Argi jelaskan kendala yang dialami timnya. Pertama adanya perbedaan tekstur lantai arena. Tekstur yang kasar membuat robot sulit berjalan dan sering jatuh. Bagi robot tim lain yang berjalan dengan sistim angkat tidak masalah, berbeda dengan robot yang berjalan dengan sistim geser.

robot menari
Robot menari

“Kami baru tahu situasinya saat sampai di Pekanbaru, jadinya sulit mengubah sistim robot yang biasa berjalan di lantai licin,” jelas Argi.

Kendala lain yang dialami timnya ialah otak robot sempat rusak dan error karena tegangan tinggi  saat melewati mesin x-ray di bandara. “Namun kami berhasil memperbaikinya selama di Pekanbaru walau robot tidak sebagus awal.”

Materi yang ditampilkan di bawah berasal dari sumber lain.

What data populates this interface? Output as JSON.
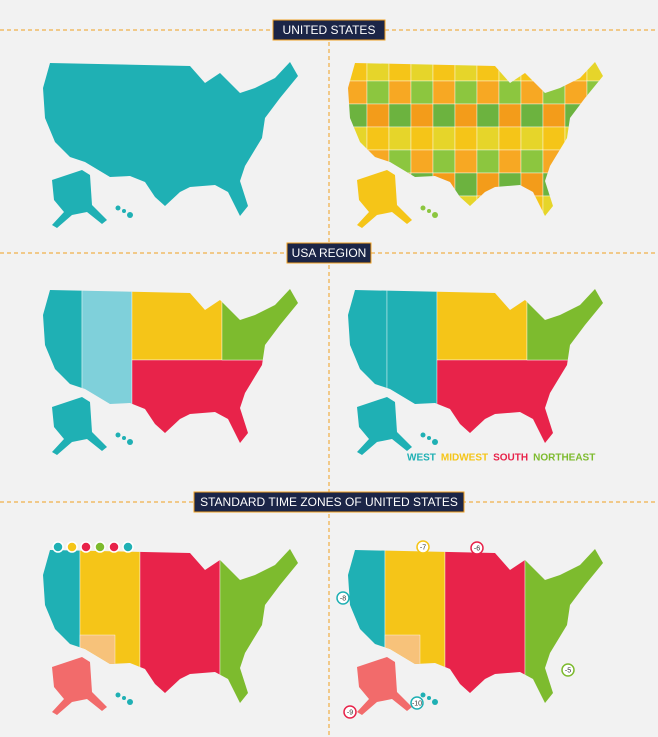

Irma Hanifah dosen pembimbing tim RoboGen cerita, kontingen mereka terdiri dari enam mahasiswa dan tiga dosen. Yogi Andeswari ketua tim, Kusnadi tim mekanik, Dicky Pratama Tenggano tim elektrik, Rizal Andika Saputra tim programming, Nonita Handayani dan Anggun Safitri sebagai tim artistik. Adapun dosen pendamping ialah Khozainuz Zuhri, Adi Ahmad Fauzi, dan ia sendiri.

Nama RoboGen memiliki arti ini saatnya generasi robot di UMITRA. RoboGen juga diambil dari nama anak bungsu Ketua Yayasan UMITRA Lampung yakni Gegen.

Proses perakitan RoboGen memakan waktu 4 bulan dari Januari hingga April 2018. Salah satu kendala tim adalah komponen utama yakni chip mikro computer alami beberapa kali perbaikan dan pergantian karena rusak. Menurut Irma, kondisi cuaca di Riau sangat panas sehingga robot yang gunakan mini personal computer alami overheat.

“Motor servo untuk sendi penggerak yang kami gunakan mudah panas, sehingga kurang maksimal,” jelas Irma.

Kusnadi cerita, ini kali pertama STMIK Mitra Lampung ikuti KRI. Mereka bersyukur dapat juara pertama. “Tahun depan kami berencana ikuti lagi KRI dengan menurunkan 2 tim dan berharap dapat mengulang prestasi juara kembali,” tutup Kusnadi.